Exponential vs. Linear Time in Ruby
Visualizing exponential vs. linear growth is as simple as plotting y = x
vs. y = x^2
. Recognizing it in your code is another thing.
Let’s say we are given an array. Our boss tells us we need to check that array for duplicates and give them back an array with only unique elements. “If I see one duplicate you’re fired!”
Wow they’re not messing around. To be safe we decide to start with an empty array and add each element from our starting array to it, but only after making sure it’s not in there already.
def random_array size
Array.new(size) { rand(1..size) }
end
def check_for_dupilicates_in_array check_array, final_array
check_array.each do |element|
final_array.push element if !final_array.include? element
end
final_array
end
random_array
gives us our starting product to modify and check_for_dupilicates_in_array
describes our first frantic attempt at doing our job. To start off we’ll be reviewing arrays of size 10,000.
check_for_dupilicates_in_array random_array(10000), Array.new
Then it happens. Like the great razor blade war of whatever year they came out with those 6 blade razors, people wanted bigger arrays. We stopped reviewing arrays of 10,000 and started reviewing arrays of 100,000. Our work output suffers, significantly more than anticipated.
We reach out for help and a friend informs us of a feature we had all along in ruby called benchmark
that would allow us to see how long it takes for us to do something.
require "benchmark"
# our working code here
Benchmark.bm do |bm|
bm.report("1E4: ") { check_for_dupilicated_in_array(random_array(1000), Array.new) }
bm.report("1E5: ") { check_for_dupilicated_in_array(random_array(10000), Array.new) }
bm.report("1E6: ") { check_for_dupilicated_in_array(random_array(100000), Array.new) }
end
user system total real
1E4: 0.010000 0.000000 0.010000 ( 0.003280)
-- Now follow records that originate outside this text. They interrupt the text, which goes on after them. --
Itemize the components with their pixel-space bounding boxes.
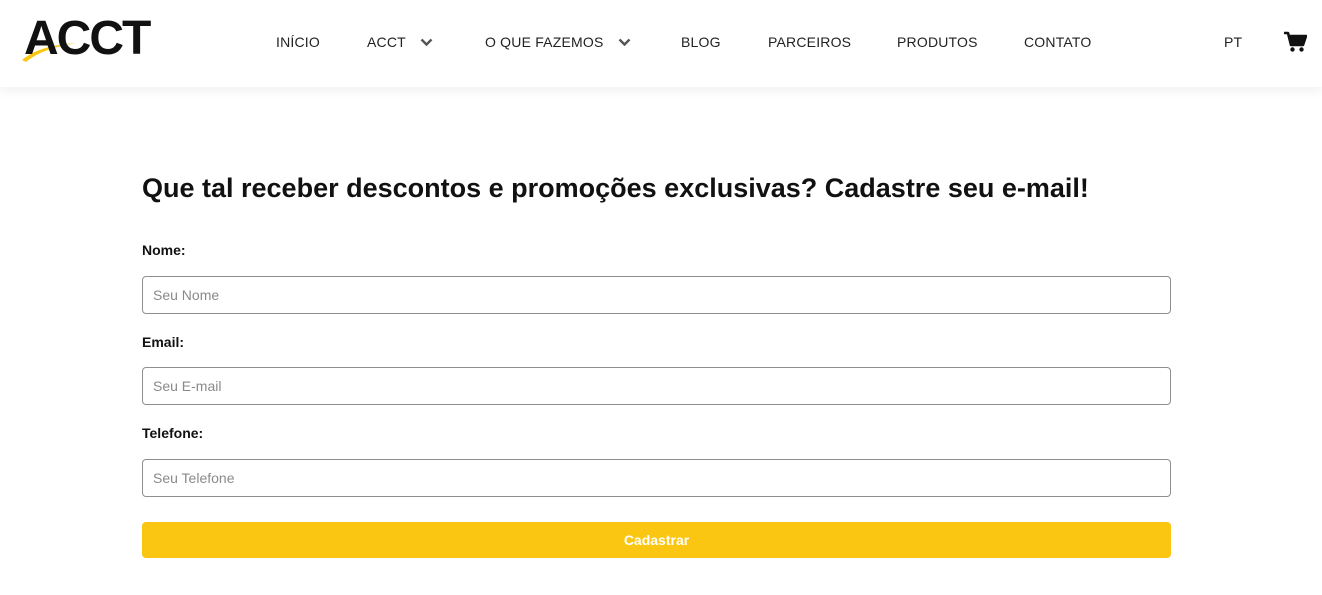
form-title: Que tal receber descontos e promoções ex… (142, 173, 1089, 203)
nav-item-produtos[interactable]: PRODUTOS (897, 33, 978, 51)
name-label: Nome: (142, 242, 186, 258)
nav-item-label: CONTATO (1024, 34, 1092, 50)
main-nav: INÍCIO ACCT O QUE FAZEMOS BLOG PARCEIROS… (0, 0, 1322, 82)
site-header: ACCT INÍCIO ACCT O QUE FAZEMOS BLOG PARC… (0, 0, 1322, 87)
submit-button[interactable]: Cadastrar (142, 522, 1171, 558)
language-label: PT (1224, 34, 1243, 50)
email-input[interactable] (142, 367, 1171, 405)
nav-item-acct[interactable]: ACCT (367, 33, 433, 51)
nav-item-label: PARCEIROS (768, 34, 852, 50)
nav-item-contato[interactable]: CONTATO (1024, 33, 1092, 51)
phone-label: Telefone: (142, 425, 204, 441)
name-input[interactable] (142, 276, 1171, 314)
nav-item-blog[interactable]: BLOG (681, 33, 721, 51)
nav-item-label: PRODUTOS (897, 34, 978, 50)
nav-item-label: INÍCIO (276, 34, 320, 50)
phone-input[interactable] (142, 459, 1171, 497)
chevron-down-icon (420, 38, 433, 46)
email-label: Email: (142, 334, 185, 350)
nav-item-o-que-fazemos[interactable]: O QUE FAZEMOS (485, 33, 631, 51)
chevron-down-icon (618, 38, 630, 46)
nav-item-inicio[interactable]: INÍCIO (276, 33, 320, 51)
shopping-cart-icon[interactable] (1283, 31, 1308, 53)
nav-item-parceiros[interactable]: PARCEIROS (768, 33, 851, 51)
language-selector[interactable]: PT (1224, 33, 1242, 51)
nav-item-label: O QUE FAZEMOS (485, 34, 604, 50)
nav-item-label: ACCT (367, 34, 406, 50)
nav-item-label: BLOG (681, 34, 721, 50)
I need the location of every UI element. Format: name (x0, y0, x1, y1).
1E5: 0.250000 0.000000 0.250000 ( 0.249644)
1E6: 24.320000 0.040000 24.360000 ( 24.413419)
The jump from 100,000 to 1,000,000 does a great job of showing the exponential growth in time that occurs as we look through an array and examine another nested array along the way.
Armed with the power to measure our performance, we seek improvements. Array
* Array
= problem, so we call our friend who knew about benchmark
. "Make a hash."
Ok. We make our new method and throw a benchmark in there right away.
## other code
def create_hash_from_array check_array, new_hash
check_array.each do |element|
new_hash[element.to_s] = "1"
end
new_hash
end
Benchmark.bm do |bm|
bm.report("1E4: ") { create_hash_from_array(random_array(1000), Hash.new) }
bm.report("1E5: ") { create_hash_from_array(random_array(10000), Hash.new) }
bm.report("1E6: ") { create_hash_from_array(random_array(100000), Hash.new) }
end
user system total real
1E4: 0.000000 0.000000 0.000000 ( 0.001319)
1E5: 0.010000 0.000000 0.010000 ( 0.010179)
1E6: 0.150000 0.000000 0.150000 ( 0.156402)
This time we’re just creating a hash with a key for each element of the array and setting the value to one. If we come across the same element twice, we will just be updating the key:value
pair to one. Once per element == Linear Time
. The time growth isn’t exactly linear but it’s clearly not exponential.
We just realized though, our boss needs an array. So we ask our friend Benchmark
but this time start with our job description. They tell us about .uniq
, which comes as part of Array
in ruby.
require "benchmark"
Benchmark.bm do |bm|
bm.report("1E4: ") { random_array(1000).uniq! }
bm.report("1E5: ") { random_array(10000).uniq! }
bm.report("1E6: ") { random_array(100000).uniq! }
end
user system total real
1E4: 0.000000 0.000000 0.000000 ( 0.000923)
1E5: 0.010000 0.000000 0.010000 ( 0.009700)
1E6: 0.090000 0.000000 0.090000 ( 0.091487)
Here as we measure the performance of calling .uniq!
on arrays growing by a factor of 10 we are not disappointed. Our frantic methods are dominated by the years of improvements and fundamentals built into the Ruby
core. Not only is calling uniq
the most efficient, but the increase in execution time most closely resembles linear growth.